Choose automem over llm-app when automem is primarily Python; llm-app is Jupyter Notebook; Tags unique to automem: memory, qdrant, falkordb, ai; More recently updated (last pushed Jul 7, 2026).
When should I avoid llm-app?
- You require custom deployment configurations that extend beyond the pre-set cloud templates available through llm-app. - There’s a need for tightly integrated support with data sources or APIs not explicitly mentioned, such as specialized CRM systems (Salesforce), which may lack direct template support in llm-app.

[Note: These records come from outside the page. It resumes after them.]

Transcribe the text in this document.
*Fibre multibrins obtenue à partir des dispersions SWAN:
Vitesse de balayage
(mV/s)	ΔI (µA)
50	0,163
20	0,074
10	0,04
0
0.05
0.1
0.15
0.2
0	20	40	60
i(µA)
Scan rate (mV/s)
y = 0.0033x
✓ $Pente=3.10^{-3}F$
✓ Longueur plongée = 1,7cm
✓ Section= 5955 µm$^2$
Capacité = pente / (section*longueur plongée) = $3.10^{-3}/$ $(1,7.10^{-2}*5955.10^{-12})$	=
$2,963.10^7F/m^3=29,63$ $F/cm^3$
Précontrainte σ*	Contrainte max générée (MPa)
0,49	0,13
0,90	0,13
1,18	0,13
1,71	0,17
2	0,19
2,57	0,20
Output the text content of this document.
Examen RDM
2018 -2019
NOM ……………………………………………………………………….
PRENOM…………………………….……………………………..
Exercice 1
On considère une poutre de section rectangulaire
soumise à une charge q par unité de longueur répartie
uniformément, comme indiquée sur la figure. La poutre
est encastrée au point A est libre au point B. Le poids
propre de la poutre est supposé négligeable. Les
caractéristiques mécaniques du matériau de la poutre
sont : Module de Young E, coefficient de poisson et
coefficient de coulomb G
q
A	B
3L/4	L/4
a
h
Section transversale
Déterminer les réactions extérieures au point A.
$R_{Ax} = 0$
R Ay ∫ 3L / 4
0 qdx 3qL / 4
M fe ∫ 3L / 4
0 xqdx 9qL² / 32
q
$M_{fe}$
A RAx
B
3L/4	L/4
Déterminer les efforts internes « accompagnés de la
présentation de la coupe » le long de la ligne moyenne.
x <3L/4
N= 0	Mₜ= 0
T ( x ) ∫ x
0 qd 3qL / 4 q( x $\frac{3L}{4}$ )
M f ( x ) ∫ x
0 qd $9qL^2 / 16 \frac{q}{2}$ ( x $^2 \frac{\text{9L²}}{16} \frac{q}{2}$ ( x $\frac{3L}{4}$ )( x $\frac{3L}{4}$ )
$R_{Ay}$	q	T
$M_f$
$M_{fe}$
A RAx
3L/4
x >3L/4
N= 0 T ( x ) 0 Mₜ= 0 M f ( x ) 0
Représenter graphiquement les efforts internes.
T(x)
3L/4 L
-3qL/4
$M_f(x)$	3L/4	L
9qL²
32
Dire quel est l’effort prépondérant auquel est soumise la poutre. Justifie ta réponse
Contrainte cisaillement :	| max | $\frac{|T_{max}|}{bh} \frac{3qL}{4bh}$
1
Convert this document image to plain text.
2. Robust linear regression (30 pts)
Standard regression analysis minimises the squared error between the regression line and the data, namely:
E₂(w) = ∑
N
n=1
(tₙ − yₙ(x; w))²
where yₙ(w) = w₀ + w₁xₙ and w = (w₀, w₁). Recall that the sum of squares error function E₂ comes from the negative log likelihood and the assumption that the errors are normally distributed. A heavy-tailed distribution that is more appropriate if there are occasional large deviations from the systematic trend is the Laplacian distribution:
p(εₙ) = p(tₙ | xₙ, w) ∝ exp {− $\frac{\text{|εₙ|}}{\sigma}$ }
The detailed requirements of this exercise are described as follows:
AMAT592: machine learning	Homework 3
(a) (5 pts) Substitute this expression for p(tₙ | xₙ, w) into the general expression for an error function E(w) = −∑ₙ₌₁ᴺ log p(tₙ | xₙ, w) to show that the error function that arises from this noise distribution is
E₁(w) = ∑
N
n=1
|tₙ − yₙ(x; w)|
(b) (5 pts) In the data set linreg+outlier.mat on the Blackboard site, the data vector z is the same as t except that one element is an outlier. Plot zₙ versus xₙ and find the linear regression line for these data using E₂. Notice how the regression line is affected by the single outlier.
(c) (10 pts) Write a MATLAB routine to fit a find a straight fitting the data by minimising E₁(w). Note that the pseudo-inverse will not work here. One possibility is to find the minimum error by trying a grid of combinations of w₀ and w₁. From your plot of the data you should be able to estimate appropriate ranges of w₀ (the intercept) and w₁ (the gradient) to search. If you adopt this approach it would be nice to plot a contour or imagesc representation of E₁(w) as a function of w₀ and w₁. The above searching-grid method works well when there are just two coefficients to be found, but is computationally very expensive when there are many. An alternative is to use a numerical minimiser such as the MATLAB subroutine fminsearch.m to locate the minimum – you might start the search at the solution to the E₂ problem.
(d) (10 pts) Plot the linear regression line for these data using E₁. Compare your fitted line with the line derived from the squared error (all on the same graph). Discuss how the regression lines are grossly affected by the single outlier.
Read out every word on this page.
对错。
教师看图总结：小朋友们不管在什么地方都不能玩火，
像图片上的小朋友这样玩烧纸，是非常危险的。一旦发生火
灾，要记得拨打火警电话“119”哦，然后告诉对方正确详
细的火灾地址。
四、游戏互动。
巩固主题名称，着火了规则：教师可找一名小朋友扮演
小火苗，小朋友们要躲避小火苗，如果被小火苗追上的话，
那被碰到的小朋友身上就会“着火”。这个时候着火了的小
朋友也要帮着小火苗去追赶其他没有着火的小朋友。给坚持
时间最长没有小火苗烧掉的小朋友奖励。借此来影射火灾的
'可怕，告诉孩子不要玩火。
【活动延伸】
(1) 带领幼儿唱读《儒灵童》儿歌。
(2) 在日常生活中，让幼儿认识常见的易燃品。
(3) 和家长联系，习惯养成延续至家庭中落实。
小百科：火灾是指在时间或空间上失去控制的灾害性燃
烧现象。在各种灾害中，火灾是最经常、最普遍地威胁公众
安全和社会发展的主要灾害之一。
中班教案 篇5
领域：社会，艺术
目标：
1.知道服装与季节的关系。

When should I avoid automem?
Vector Databases: Don't reach for a dedicated vector DB under ~100k vectors; pgvector on your existing Postgres is simpler to operate. LLM Frameworks: Avoid a framework for a single prompt-and-retrieve call; the abstraction can cost more than it saves.
Is llm-app or automem more popular on GitHub?
llm-app has more GitHub stars (59,068 vs 777). Stars measure visibility, not whether either tool fits your constraints.
Are llm-app and automem open source?
Yes - both are open-source projects on GitHub (llm-app: MIT, automem: MIT).
Where can I find alternatives to llm-app or automem?
GraphCanon lists graph-backed alternatives at llm-app alternatives and automem alternatives (llm-app markdown twin, automem markdown twin), ranked by typed relationship edges rather than popularity votes.
Is there a machine-readable version of this comparison?
Yes. The markdown twin at this comparison mirrors this page for agents and LLM crawlers, with the same stats table and FAQ answers.
Which is better maintained, llm-app or automem?
llm-app: Very active. automem: Very active. Compare maintenance labels, days since push, and release cadence in the trust section below - stars alone do not measure maintenance.
Where are the full trust reports for llm-app and automem?
GraphCanon publishes per-repo trust reports with dated maintenance, provenance, and scan summaries: llm-app trust report; automem trust report.